Pegou-lhe no pulso e puxou-a delicadamente. Avançou devagar como se se aproximassem do fim do território conhecido. Apontou, emocionado, para a frente dos pés de ambos, uma sombra no chão, a luz era já pouca. Ela esforçava-se para ver o que ele lhe mostrava com tanto entusiasmo, calado pela emoção. Depois percebeu e não deu tempo à surpresa, não podia dar. Ou talvez não fosse exactamente uma surpresa, talvez já o soubesse há muito tempo, desde sempre.
Falou, sem parar, sem hesitar. Sentindo que tinha de lho dizer, que o ia magoar, pôr em causa uma parte importante dele, mas, se não o fizesse, nenhum dos dois se salvava, ele também não. Falou a apontar para o mesmo sítio que ele apontara, como se visse o que ele via.
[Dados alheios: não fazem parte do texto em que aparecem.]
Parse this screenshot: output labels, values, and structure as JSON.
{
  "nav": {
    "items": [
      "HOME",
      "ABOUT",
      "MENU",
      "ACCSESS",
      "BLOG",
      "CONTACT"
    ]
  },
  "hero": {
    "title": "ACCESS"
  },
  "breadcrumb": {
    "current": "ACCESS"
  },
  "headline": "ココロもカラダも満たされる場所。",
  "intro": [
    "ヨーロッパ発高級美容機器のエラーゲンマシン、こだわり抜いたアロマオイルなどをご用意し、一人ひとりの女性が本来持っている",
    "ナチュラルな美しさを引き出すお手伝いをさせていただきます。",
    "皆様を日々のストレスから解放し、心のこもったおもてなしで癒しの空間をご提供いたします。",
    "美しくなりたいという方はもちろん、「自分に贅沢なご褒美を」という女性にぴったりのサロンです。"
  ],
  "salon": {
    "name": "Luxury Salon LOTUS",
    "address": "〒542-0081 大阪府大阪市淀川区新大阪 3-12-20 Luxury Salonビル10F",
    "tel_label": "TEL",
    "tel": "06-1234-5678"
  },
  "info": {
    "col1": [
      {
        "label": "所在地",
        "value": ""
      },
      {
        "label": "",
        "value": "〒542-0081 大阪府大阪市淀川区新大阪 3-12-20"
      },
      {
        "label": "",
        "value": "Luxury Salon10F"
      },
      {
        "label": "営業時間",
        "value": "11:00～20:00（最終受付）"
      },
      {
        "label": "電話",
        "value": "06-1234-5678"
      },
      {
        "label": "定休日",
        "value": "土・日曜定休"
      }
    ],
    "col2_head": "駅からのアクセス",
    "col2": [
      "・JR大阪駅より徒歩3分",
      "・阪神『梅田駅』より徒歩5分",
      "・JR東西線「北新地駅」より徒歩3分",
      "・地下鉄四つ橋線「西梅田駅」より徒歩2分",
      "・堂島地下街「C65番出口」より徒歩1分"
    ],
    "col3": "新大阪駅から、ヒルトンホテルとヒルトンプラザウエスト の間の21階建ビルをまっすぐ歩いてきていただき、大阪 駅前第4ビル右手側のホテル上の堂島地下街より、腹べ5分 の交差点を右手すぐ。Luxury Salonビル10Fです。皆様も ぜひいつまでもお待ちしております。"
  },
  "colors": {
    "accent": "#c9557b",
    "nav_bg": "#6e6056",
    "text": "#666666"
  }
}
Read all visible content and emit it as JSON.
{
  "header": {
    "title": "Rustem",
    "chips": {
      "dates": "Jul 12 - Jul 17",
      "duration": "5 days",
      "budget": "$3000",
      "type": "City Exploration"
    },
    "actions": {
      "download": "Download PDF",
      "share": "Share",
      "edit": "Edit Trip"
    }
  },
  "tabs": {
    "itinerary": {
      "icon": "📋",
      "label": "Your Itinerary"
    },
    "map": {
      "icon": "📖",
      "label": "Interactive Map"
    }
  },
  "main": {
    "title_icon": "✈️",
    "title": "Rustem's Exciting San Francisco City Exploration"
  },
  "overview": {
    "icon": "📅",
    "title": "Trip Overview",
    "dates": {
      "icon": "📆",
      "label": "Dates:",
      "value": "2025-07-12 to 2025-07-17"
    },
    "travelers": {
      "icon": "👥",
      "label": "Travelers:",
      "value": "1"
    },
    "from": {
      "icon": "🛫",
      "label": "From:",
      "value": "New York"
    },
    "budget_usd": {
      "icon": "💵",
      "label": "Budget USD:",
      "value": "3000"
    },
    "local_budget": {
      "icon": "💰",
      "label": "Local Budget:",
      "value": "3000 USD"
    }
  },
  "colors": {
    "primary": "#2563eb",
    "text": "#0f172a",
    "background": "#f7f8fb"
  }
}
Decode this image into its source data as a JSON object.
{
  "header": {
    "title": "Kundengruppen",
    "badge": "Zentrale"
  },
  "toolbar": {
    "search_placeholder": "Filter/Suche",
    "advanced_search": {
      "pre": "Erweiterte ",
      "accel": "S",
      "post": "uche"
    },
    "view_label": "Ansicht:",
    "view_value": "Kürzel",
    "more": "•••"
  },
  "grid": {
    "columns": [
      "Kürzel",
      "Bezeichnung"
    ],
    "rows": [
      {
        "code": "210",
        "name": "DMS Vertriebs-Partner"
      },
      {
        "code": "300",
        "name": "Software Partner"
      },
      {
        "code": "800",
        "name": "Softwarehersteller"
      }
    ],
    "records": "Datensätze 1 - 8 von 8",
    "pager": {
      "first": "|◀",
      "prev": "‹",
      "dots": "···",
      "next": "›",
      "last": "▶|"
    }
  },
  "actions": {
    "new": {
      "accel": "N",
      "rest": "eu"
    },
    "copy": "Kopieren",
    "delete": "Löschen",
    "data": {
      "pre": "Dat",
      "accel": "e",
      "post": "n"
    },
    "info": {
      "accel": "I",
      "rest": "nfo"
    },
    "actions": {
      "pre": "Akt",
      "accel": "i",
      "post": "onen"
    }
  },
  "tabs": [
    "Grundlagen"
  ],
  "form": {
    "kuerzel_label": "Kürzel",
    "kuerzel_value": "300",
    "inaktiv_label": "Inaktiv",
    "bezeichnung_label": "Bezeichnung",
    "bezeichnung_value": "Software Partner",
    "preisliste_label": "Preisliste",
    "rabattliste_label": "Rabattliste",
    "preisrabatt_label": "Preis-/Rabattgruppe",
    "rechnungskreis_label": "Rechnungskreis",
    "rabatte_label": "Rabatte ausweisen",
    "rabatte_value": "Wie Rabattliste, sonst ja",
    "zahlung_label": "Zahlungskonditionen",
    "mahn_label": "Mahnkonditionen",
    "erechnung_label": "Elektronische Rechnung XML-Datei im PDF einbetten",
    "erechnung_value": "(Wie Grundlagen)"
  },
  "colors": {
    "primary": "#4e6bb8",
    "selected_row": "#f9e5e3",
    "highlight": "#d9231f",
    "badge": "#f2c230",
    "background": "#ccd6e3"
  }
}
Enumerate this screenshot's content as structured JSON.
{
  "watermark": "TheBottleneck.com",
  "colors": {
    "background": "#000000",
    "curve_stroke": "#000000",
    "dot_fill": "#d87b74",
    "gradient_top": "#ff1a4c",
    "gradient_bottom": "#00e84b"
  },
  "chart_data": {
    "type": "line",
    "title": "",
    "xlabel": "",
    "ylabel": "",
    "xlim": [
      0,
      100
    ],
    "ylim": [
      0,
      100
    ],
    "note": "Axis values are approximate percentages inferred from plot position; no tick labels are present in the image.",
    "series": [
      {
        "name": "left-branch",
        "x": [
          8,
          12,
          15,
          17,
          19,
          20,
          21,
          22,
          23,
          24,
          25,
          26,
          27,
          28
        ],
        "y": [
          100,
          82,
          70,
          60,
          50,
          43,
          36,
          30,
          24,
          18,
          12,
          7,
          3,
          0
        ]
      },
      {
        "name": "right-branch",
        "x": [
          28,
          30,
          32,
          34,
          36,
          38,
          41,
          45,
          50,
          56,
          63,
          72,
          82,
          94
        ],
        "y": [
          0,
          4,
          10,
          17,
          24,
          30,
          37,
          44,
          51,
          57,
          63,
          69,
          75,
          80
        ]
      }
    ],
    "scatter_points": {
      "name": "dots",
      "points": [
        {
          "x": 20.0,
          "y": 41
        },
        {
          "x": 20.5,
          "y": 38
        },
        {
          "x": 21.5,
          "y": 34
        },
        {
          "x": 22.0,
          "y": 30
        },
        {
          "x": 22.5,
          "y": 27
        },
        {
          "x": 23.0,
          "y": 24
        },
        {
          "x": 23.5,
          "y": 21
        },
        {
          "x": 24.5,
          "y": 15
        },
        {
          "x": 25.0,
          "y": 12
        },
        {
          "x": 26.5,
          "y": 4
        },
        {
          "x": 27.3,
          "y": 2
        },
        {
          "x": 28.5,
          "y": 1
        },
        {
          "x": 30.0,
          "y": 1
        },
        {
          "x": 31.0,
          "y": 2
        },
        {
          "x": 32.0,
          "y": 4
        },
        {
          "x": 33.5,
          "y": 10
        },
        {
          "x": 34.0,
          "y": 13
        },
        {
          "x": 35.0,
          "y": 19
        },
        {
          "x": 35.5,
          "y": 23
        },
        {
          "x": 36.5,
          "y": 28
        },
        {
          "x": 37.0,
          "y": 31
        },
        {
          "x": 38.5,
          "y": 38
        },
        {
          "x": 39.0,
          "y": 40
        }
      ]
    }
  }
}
O que me mostras é só teu. Não mo devias dar, não mo devias sequer mostrar. Tudo isto que me queres dar, não existe, não tem nada meu, não tem nada nosso. Tudo o que vês, daqui até ali, foste tu que o construíste. Consegues ver o que é meu? Foste tu que o puseste lá. Mas são espaços paralelos, a solidão deles vê-se daqui, estão ao lado um do outro e não se tocam. O que é meu e o que é teu é facilmente separável. Não há aqui nada nosso, não o quero.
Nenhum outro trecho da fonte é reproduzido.